Complacency, yes, is dangerous. Apathy is even worse. I’m not saying we should be either. That would throw off the whole balance thing. Every bad guy needs a good guy for this to work.
But getting too frantic, as we all seem to do from time to time, is no good either. This juggling act, whether you’re talking about democracy or that guy stopped in front of you at the entrance of the traffic circle even though he just had a chance to get in there, takes patience. A little understanding. A little — I hate to say it, because it’s something that’s come to be associated with weakness — a little compromise.
I’ve been thinking about this for some time, as the bad news continues to pound at me daily. What has happened to coming together to solve the big problems? In a world of grays, why do so many people, it seems, see everything as so black and white, so unforgiving? Has it always been that way? Can we do anything about it? What is to come of us if we don’t?
I don’t have an answer. I don’t know where to find it. I don’t know where to begin.

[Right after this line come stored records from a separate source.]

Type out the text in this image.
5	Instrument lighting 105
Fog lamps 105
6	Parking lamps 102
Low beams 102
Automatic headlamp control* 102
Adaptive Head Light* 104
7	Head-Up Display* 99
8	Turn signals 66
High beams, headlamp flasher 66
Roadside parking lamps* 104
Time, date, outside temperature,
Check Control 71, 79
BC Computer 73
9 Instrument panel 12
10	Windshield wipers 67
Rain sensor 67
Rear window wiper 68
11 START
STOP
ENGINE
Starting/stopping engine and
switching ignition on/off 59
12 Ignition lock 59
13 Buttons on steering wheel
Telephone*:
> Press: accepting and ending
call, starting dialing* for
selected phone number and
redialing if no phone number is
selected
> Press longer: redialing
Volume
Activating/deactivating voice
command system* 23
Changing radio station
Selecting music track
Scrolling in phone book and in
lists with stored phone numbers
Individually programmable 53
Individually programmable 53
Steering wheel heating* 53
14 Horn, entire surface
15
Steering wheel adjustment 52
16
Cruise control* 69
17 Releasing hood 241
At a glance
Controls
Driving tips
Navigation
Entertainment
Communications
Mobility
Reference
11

The journalist and professor Frank Bruni, a longtime New York Times opinion writer, has this suggestion. “In our political fights, in our personal lives, all of us should ponder and factor in the limits of our understanding. All of us should accept that the world doesn’t exist to mirror our preferences or validate our prejudices. It’s richer for that,” he writes. “And peace depends on such acceptance.”
Things are bad now, sure. Sometimes, they seem hopeless. Maybe what so many of us see is true: Maybe this is the worst of times. Who knows? We all like to think that utopia is in the direction that we’re pointing, just around the bend. But as humans, as loose families spread all over the place with competing dreams and desires, we tend to point in different directions. If utopia is up around the bend, dystopia is that dangerous intersection just before that curve. After the traffic circle.
“The world has been abnormal for so long that we’ve forgotten what it’s like to live in a peaceful and reasonable climate,” the author Madeleine L’Engle wrote … in 1978. “If there is to be any peace and reason, we have to create it in our own hearts and homes.”
Peace and reason? Hearts and homes? Sounds like the bleatings of another crazed left-winger.
It also sounds like the perfect place to start.